Babasının, yani II. Abülhamid’in 3. Kuşak Torunu Harun Osmanoğlu’nun, ‘illa Türkiye’ dediğini belirten Nurhan Osmanoğlu, şöyle devam etti:
“Evet, biz neden Türkiye’ye geldik? Şam’da, babamın hali vakti yerinde idi. Babam ‘illaki Türkiye’ dedi ‘Türkiye’ye gideceğiz, İstanbul’a döneceğiz’ ve Aileden ilk gidenlerden olacağız dedi. Abdülkerim Efendi’ye zaten bir görev yüklenmişti. Abdülkerim Efendi, bütün aileyi toparlayacaktı. Babam, ‘madem dedem ile olamadı o halde ben İstanbul’a gideceğim’ dedi. Ne bilsin ki bu kadar zorlanacak? Vatandaşısınız ama vatandaşlığını zar zor alacaksınız. Her şey ortada ve net olduğu halde ispatlayamıyorsunuz vatandaşlığınızı. Ta ki (9 yıl sonra) Rahmetli Turgut Özal zamanında vatandaş oluyorsunuz. Onun da iyi niyetiyle. Allah rahmet eylesin.”
Osmanoğlu, “Babama, bize candan torunları sahip çıktı.”
Babası Harun Osmanoğlu’na ‘acaba siyasi herhangi bir sıkıntısı var mı diyerek’ iş vermekten çekindiğini kaydeden Torun Osmanoğlu, “Okul süresince Türkçemin azlığı ya da okul arkadaşlarım arasında soyadım ile ilgili çok acı hatıram var. Edebiyat öğretmenim arkadaşlarımı uyardı. Vatandaşlığımızı aldıktan sonra bizler kandan torunları olabiliriz ama candan torunları olan sizler hep bizleri sahiplendiniz. Candan torunları bizlerin Türkiye’ye gelmemizi istedi. Babamı çalıştırmaktan ona bu fırsatı vermekten nedense insanlar çekindi, korktu; acaba siyasi herhangi bir sıkıntısı var mı diyerek. Ona İş vermek istemediler.
Candan torunları babama hep destek oldular.
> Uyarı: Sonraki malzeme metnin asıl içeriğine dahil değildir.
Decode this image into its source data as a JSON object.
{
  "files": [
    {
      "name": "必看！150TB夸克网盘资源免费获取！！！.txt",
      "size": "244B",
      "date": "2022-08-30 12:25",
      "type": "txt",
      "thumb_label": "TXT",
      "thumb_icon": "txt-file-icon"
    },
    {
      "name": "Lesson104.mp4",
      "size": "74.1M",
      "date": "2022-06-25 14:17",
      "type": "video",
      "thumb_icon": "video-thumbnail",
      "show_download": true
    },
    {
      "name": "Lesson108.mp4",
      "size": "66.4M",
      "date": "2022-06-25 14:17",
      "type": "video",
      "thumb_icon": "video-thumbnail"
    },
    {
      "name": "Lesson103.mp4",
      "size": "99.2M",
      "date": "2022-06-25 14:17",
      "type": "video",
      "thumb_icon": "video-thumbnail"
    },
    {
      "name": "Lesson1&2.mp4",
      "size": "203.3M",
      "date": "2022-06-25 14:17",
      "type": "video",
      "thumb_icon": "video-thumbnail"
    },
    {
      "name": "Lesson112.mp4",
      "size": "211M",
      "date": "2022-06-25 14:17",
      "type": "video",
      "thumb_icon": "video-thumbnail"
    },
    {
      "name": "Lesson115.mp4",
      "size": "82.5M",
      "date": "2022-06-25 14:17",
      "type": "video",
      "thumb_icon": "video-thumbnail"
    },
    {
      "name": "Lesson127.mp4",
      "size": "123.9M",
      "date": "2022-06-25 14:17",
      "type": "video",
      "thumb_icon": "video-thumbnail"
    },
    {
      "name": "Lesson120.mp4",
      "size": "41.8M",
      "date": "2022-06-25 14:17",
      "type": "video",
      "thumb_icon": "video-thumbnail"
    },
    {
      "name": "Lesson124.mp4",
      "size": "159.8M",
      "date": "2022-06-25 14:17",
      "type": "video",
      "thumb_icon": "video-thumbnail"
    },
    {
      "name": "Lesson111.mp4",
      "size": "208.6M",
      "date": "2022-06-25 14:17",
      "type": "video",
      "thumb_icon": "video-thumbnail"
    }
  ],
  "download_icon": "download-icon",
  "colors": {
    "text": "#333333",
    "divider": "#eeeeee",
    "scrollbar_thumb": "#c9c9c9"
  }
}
Tamam, vatandaşlığımız olana kadar mülteci gibi olduk. Eğitim süreçlerimiz, evimizin alınması, yerleşmemiz falan derken, tüm bu süreçlerde candan torunları hep bize sahip çıktı. Türkiye’de şu anda da pırıl pırıl bir gençlik geliyor. Burada da görüyorum. Sizler bizi sahiplenmişiniz. Sizler bizleri sahiplendiğiniz için biz varız. Biz Osmanlıyız, biz ecdadız, elhamdülillah. Ama inanın candan torunları olmayaydı, bugün biz burada olmazdık” dedi.
Programa katılan II. Abdülhamid’in 3. Kuşak Torunu Harun Osmanoğlu da aldığı dönüş kararını ve Türkiye’ye döndükten sonra yaşadıkları hakkında açıklamalarda bulundu.